I remember having scan after scan; x-ray, MRI & CT, needle after needle in my veins and 6 weeks after the Dr’s appointment I went into hospital for Thoracic Surgery to remove the tumour.

When I came round, post surgery, I was not expecting to be on an Intensive Care Unit with; a tube down my throat breathing for me, machines all around me bleeping away and all manner of wires and needles going in and out of my veins.

“Scary.com”

The surgery had not gone well.

Because of the location of the tumour (which I had named ‘Gary’ for some reason) the surgery required the medical staff to collapse my left lung.  However, in theatre fluid in my body started to land on my right lung and start to drown me.  The skilled surgeons took 30 minutes to locate and deal with this and meant the surgery took 3 hours rather than 2 and a half.  However, after being stitched up and whilst in recovery my blood pressure was worryingly low, indicating that I was bleeding internally.  So I was rushed back into theatre and after a further 2 and a half hours the bleed was found and dealt with, because of this I was put on the Intensive Care Ward as a matter of course.
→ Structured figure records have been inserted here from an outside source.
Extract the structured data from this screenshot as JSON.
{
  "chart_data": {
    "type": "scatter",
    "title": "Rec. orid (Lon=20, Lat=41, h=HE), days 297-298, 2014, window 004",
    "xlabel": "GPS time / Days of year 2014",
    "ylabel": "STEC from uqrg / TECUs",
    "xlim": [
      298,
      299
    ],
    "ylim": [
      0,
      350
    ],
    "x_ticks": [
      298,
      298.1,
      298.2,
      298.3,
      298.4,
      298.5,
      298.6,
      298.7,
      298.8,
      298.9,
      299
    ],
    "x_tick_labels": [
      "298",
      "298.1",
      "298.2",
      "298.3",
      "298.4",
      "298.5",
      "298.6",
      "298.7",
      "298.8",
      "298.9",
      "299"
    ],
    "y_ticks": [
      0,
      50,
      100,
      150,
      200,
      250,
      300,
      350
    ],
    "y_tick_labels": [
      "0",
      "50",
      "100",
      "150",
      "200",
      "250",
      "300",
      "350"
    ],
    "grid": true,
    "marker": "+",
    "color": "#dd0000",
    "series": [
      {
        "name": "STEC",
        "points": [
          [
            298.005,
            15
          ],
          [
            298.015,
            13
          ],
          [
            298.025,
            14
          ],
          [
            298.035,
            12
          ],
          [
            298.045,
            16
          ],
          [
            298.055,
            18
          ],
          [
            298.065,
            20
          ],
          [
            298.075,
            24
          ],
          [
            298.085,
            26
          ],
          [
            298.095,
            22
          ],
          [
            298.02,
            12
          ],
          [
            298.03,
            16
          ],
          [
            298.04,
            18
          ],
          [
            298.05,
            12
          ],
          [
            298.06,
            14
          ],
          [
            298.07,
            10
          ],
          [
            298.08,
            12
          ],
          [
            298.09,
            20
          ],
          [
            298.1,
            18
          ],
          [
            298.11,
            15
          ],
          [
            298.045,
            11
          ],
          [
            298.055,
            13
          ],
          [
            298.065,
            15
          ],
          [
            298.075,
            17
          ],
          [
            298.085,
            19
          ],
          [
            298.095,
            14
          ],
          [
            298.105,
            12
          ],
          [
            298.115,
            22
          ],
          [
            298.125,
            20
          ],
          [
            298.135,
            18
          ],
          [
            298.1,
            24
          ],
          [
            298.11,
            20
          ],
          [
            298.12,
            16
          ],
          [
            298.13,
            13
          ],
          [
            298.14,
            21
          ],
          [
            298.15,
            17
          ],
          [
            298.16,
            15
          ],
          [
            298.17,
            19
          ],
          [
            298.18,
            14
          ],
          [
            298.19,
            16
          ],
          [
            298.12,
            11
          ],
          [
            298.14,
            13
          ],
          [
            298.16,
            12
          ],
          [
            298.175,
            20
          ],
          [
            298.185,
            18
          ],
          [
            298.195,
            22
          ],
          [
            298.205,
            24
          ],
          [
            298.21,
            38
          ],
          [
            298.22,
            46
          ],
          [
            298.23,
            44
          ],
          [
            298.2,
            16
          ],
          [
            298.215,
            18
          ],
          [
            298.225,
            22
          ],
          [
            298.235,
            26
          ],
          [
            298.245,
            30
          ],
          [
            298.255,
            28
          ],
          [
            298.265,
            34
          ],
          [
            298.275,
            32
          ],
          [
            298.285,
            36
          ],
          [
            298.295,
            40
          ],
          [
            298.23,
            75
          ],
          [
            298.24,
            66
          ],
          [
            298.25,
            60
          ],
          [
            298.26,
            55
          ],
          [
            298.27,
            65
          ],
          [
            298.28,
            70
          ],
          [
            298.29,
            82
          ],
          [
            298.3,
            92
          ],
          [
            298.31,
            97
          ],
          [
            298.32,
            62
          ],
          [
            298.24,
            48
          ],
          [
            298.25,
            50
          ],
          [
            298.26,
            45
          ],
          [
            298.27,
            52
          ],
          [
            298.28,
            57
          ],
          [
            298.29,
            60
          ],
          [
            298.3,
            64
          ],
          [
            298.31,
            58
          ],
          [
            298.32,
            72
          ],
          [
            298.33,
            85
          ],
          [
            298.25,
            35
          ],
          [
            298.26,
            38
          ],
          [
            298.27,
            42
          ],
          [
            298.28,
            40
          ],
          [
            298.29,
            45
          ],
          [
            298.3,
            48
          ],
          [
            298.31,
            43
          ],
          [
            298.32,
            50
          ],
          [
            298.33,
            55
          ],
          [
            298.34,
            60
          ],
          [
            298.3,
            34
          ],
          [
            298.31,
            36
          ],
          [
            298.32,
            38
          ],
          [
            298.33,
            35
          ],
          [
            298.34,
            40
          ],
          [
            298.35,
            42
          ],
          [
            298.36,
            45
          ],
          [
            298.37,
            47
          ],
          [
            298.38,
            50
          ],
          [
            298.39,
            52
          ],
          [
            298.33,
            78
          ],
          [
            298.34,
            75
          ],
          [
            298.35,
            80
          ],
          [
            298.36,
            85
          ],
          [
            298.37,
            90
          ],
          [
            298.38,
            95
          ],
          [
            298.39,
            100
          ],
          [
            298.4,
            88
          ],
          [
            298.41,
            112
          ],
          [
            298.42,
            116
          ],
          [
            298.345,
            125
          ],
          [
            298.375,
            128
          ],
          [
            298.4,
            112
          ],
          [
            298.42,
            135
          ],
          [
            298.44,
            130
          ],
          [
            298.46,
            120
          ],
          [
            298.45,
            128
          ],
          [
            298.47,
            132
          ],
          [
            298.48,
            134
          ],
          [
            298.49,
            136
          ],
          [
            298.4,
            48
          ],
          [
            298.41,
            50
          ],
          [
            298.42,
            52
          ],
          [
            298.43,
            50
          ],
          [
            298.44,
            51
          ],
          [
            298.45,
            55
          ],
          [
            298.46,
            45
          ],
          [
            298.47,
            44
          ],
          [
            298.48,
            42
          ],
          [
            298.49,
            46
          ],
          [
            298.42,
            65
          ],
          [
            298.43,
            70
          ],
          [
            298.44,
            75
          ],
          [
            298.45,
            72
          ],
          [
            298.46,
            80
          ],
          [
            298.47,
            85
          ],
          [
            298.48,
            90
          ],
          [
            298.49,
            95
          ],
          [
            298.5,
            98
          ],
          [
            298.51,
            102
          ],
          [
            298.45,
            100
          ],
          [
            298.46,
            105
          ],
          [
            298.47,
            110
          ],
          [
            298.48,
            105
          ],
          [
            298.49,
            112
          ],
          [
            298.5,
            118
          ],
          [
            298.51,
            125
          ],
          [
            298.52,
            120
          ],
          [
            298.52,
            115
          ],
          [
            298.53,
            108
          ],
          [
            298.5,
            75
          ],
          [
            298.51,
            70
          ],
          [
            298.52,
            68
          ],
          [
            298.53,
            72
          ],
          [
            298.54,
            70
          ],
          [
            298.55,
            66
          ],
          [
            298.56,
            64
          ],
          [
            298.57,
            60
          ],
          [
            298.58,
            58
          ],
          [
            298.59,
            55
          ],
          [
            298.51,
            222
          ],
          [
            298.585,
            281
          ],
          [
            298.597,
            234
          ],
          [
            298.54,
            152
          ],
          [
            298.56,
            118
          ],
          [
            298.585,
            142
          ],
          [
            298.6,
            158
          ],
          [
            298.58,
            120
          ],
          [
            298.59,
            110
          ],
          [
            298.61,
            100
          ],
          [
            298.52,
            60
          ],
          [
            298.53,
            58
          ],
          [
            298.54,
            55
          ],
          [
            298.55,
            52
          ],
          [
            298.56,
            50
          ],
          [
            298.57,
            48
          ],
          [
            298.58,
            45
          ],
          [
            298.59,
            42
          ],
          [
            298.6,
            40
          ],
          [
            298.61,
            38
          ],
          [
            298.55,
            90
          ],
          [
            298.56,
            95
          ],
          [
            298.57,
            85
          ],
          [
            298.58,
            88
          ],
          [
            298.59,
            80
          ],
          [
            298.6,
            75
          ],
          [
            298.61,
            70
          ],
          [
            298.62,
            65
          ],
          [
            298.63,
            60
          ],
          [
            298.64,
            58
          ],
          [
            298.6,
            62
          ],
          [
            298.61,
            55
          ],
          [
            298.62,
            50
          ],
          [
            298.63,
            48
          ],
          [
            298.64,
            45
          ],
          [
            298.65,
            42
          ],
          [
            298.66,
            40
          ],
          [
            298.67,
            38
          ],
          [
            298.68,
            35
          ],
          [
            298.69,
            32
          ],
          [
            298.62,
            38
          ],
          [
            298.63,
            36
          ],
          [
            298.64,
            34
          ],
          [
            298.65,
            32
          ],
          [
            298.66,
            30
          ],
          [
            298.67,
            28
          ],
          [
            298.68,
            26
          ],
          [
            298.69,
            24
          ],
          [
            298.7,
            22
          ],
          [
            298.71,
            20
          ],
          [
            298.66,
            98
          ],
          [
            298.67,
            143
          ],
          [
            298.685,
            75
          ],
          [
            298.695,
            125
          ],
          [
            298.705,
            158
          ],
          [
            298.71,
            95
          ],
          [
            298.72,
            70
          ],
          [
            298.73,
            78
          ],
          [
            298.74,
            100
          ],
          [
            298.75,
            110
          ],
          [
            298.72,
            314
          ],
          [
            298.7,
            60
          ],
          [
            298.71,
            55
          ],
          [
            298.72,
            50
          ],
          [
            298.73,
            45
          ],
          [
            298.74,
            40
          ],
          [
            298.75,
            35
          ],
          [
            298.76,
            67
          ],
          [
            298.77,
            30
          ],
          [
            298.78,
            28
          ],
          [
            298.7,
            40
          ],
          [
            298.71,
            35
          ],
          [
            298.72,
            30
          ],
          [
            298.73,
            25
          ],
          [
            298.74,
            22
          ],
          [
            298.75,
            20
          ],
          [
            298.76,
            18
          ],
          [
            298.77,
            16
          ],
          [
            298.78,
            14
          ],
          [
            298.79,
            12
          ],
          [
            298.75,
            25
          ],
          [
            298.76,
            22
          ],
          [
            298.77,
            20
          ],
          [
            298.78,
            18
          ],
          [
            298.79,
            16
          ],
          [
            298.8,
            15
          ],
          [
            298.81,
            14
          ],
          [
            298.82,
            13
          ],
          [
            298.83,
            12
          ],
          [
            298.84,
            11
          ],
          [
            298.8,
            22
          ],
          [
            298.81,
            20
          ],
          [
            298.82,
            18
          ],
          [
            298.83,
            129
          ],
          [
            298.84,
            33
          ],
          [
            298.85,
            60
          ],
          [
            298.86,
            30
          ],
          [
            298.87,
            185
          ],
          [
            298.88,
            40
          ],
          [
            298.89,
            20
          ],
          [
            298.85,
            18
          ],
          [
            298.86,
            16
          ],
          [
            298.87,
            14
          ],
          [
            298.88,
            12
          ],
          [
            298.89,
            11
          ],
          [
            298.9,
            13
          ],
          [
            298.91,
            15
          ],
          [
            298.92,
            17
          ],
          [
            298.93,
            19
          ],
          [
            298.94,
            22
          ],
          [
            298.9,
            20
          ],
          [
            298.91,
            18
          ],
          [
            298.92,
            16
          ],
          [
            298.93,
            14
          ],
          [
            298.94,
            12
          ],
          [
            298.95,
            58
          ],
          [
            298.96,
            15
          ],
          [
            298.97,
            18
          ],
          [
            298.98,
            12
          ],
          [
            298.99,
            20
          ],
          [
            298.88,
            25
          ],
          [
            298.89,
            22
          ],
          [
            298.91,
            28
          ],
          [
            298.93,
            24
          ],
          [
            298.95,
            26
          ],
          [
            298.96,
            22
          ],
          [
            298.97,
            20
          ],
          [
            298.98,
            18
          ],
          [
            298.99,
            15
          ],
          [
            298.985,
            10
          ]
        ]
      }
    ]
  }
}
I was on the Intensive Care Ward for 3 days before being moved to the High Dependancy Unit for a further 3 or 4 days before being moved onto the ‘normal’ ward I was expecting to be on.  Slowly the various wires became less and less and after 11 days I was released from the hospital to convalesce at home.

Not a pleasant experience, and dark days followed.  I will blog on those days as this week unfolds.